In [None]:
# !pip install statsmodels

In [None]:
import numpy as np
import pandas as pd

import statsmodels.api as sm

import matplotlib.pyplot as plt 
%matplotlib inline

import random as rand

import warnings
warnings.filterwarnings("ignore")

Then we load the data. We will also print a list of each columns together with its datatype, using the "type" function.

In [None]:
np.random.seed(26)
df = pd.read_csv('tmdb_5000_movies.csv') # Load in the csv file 

feature_names = df.columns
for i in range(len(feature_names)):
    print(str(i), "\t", str(feature_names[i]),"\t\t\t", str(type(df.iloc[0,i])))

print(df.shape)

# 1. Dealing with Nan/empty data

Our goal is to predict the success of a movie (represented by its revenue) provided a list of features.

In [None]:
# delete id column (which is not relevent to our task)
df = df.drop(["id"], axis=1)
print(df.shape)

feature_names = df.columns

# delete rows which contains empty field
for feature in feature_names:
    if (feature != "homepage" and feature != "tagline"):
        df[feature].replace('', np.nan, inplace=True)
        df = df[~df[feature].isna()]
    else:
        df[feature].replace(np.nan, "", inplace=True)

print(df.shape)

# 2. Split Train/Test

optional: k-fold etc.

In [None]:
df = df.sample(frac = 1) # we shuffle the data so that our train/test split will be truly random

train_proportion = 0.8
n = len(df)
print('Size of dataset: ', str(n))

# Put the first ntrain observations in the DataFrame df into the training set, and the rest into the test set
t = int(train_proportion * n)

target = df['revenue']
data = df.loc[:, ~df.columns.isin(['revenue'])]
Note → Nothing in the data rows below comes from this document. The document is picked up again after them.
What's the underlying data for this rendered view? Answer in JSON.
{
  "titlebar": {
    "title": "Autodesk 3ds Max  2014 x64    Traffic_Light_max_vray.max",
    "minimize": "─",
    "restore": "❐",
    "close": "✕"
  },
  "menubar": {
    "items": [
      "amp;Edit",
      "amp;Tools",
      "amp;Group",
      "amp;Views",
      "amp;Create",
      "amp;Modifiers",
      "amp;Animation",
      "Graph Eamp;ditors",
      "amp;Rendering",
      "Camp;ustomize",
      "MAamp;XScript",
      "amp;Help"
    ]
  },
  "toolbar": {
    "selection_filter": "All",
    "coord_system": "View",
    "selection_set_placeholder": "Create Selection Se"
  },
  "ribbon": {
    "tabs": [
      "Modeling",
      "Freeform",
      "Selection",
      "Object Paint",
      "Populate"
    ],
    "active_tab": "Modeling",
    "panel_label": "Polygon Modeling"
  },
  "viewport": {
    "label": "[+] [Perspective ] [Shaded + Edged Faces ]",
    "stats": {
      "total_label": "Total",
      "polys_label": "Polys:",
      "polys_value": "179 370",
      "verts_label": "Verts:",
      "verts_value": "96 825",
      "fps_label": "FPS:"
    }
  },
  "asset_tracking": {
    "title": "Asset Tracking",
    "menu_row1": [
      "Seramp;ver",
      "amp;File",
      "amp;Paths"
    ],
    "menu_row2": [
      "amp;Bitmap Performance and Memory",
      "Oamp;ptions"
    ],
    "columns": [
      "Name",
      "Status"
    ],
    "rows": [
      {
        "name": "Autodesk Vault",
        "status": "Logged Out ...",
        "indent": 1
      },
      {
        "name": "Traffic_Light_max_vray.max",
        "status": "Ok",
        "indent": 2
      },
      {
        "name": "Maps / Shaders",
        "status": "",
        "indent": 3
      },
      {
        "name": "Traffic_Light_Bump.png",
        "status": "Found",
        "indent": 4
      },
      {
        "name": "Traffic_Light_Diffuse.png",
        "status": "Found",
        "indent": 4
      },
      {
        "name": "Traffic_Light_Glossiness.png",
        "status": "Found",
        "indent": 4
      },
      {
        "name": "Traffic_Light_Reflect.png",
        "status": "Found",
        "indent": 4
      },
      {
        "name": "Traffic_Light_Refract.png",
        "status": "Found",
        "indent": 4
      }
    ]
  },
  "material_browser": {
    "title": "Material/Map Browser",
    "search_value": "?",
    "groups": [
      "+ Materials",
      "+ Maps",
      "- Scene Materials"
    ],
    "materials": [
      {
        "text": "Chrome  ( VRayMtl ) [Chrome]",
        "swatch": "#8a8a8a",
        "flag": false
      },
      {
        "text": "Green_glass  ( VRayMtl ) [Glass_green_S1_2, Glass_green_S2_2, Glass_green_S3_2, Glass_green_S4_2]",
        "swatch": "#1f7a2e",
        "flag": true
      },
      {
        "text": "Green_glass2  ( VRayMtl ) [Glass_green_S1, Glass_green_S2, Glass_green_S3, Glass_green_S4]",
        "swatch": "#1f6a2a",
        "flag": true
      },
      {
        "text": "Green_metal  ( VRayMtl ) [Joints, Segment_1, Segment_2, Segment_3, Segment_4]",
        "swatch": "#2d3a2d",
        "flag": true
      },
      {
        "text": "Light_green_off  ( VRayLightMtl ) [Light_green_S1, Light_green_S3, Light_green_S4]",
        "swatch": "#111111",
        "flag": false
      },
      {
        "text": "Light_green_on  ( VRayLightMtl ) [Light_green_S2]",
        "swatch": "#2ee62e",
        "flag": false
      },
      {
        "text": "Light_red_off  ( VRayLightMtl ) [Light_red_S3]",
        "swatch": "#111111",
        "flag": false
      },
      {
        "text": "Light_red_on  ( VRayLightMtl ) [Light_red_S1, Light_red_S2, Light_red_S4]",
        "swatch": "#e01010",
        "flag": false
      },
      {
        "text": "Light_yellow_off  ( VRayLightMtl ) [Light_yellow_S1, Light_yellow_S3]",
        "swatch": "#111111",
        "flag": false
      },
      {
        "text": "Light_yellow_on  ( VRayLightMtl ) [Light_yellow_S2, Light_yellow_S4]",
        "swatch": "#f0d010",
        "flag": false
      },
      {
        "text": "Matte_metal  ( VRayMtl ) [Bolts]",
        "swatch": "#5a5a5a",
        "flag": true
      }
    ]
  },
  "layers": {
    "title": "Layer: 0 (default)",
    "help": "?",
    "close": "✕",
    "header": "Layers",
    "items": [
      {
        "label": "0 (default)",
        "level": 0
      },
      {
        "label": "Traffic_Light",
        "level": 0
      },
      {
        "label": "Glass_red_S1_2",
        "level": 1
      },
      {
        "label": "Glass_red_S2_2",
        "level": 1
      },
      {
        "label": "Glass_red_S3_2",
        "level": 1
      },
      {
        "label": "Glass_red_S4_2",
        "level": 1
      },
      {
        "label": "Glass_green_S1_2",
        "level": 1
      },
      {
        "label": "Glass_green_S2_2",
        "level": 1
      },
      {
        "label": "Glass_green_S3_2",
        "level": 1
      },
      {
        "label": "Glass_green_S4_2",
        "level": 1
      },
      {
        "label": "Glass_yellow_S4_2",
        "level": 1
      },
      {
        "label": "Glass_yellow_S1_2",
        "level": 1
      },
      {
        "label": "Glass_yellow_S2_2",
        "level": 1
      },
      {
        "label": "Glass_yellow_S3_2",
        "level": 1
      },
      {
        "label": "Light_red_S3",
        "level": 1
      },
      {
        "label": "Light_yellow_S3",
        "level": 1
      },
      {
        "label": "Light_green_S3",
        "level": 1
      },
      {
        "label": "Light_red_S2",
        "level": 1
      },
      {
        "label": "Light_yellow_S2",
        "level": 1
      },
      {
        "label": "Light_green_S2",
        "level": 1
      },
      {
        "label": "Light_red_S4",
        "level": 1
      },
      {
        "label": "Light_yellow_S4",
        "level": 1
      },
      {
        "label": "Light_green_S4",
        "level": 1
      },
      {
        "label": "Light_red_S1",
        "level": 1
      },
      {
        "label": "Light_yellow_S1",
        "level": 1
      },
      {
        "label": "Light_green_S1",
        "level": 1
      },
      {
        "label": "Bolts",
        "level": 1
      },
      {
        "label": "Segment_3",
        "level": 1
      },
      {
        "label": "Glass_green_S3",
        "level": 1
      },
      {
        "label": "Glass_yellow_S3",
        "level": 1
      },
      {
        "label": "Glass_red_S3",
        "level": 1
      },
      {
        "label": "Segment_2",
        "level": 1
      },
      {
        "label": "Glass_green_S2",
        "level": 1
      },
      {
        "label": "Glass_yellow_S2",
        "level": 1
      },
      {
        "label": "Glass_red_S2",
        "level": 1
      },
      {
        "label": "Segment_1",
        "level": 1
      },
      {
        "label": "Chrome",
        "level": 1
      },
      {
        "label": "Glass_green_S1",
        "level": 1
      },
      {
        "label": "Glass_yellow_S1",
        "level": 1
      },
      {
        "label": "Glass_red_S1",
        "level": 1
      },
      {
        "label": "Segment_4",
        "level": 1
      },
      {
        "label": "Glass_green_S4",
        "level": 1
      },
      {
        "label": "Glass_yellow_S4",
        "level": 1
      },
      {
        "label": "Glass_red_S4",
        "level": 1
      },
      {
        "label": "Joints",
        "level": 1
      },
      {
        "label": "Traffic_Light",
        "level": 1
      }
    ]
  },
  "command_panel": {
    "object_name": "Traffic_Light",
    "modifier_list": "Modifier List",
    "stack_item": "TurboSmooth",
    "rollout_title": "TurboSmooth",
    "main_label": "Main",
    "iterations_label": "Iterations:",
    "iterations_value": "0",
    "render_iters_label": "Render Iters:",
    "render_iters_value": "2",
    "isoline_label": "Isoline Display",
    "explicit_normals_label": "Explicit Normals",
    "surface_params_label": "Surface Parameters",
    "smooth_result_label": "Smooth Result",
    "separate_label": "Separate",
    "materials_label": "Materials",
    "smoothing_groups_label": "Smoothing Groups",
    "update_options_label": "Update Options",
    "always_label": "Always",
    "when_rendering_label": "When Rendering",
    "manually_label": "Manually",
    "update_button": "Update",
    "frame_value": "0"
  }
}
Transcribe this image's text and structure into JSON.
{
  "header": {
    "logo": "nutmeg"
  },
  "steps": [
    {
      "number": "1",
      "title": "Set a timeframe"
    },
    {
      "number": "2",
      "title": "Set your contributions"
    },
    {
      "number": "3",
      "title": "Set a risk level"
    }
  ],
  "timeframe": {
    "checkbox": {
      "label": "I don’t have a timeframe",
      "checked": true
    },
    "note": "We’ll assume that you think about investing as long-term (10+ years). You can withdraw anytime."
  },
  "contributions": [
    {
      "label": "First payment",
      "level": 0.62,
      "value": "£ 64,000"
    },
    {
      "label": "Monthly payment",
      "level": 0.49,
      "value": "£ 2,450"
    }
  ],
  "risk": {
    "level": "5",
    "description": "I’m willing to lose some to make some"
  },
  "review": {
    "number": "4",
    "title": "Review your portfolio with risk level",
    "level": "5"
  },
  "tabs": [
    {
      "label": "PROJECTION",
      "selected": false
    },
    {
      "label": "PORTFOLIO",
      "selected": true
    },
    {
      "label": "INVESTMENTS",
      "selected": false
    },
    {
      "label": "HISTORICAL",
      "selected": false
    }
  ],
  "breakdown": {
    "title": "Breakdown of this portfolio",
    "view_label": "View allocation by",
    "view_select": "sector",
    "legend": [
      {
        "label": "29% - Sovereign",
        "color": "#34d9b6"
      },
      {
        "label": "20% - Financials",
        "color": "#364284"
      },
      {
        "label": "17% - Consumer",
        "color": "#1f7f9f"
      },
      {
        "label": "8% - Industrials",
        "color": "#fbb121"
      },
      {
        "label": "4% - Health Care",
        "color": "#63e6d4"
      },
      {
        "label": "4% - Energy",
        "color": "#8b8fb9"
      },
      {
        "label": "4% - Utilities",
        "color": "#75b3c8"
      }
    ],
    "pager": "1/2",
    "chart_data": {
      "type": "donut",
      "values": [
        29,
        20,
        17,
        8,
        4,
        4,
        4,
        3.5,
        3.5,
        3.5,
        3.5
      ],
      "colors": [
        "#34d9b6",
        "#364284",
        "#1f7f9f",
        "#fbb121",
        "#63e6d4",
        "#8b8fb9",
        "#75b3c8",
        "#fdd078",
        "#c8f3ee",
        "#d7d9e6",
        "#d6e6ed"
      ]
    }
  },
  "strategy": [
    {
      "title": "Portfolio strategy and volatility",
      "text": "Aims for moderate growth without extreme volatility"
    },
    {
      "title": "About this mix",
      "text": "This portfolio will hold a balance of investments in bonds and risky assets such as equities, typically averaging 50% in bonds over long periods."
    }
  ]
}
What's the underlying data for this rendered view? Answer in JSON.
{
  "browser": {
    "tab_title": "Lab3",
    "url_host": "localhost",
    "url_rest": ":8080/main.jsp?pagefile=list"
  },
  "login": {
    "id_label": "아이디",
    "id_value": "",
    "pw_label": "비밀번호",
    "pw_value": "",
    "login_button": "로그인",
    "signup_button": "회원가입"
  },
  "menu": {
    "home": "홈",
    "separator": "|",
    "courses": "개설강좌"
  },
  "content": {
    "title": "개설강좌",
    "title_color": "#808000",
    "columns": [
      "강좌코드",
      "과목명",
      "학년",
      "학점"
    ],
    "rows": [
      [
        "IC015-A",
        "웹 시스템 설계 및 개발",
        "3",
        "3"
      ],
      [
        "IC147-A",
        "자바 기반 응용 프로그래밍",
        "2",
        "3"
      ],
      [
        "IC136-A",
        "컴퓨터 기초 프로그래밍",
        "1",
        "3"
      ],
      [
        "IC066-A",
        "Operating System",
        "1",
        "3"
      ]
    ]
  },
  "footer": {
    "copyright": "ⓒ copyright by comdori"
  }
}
# the following variable records the features of examples in the training set
train_x = data.iloc[0:t]
# the following variable records the features of examples in the test set
test_x = data.iloc[t:]
# the following variable records the labels of examples in the training set
train_y = target[0:t]
# the following variable records the labels of examples in the test set
test_y = target[t:]

# let's take a look
print('Training dataset: ', train_x)
print('Training y: ',train_y)

# 3. Boolean Data

homepage: whether a movie has a home page

In [None]:
# change homepage to boolean feature: whether a movie has a home page
def string_to_bool(string):
    if (string != ""):
        return True
    return False

# change tagline to int feature: length of the tagline (if no tagline, len = 0)
def string_to_int(string):
    try:
        return len(string.split())
    except:
        return 0


label_str_to_bool = ["homepage"]
df_homepage = df.loc[:, df.columns.isin(label_str_to_bool)].applymap(string_to_bool)
label_str_to_int = ["tagline"]
df_tagline = df.loc[:, df.columns.isin(label_str_to_int)].applymap(string_to_int)

print(df_tagline)

In [None]:
train_vals_homepage = train_x.loc[:, train_x.columns.isin(label_str_to_bool)].applymap(string_to_bool)
train_vals_homepage = np.asarray(train_vals_homepage)
test_vals_homepage = test_x.loc[:, test_x.columns.isin(label_str_to_bool)].applymap(string_to_bool)
test_vals_homepage = np.asarray(test_vals_homepage)

train_vals_tagline = train_x.loc[:, train_x.columns.isin(label_str_to_int)].applymap(string_to_int)
train_vals_tagline = np.asarray(train_vals_tagline)
test_vals_tagline = test_x.loc[:, test_x.columns.isin(label_str_to_int)].applymap(string_to_int)
test_vals_tagline = np.asarray(test_vals_tagline)

In [None]:
print(train_vals_homepage)
print(test_vals_tagline)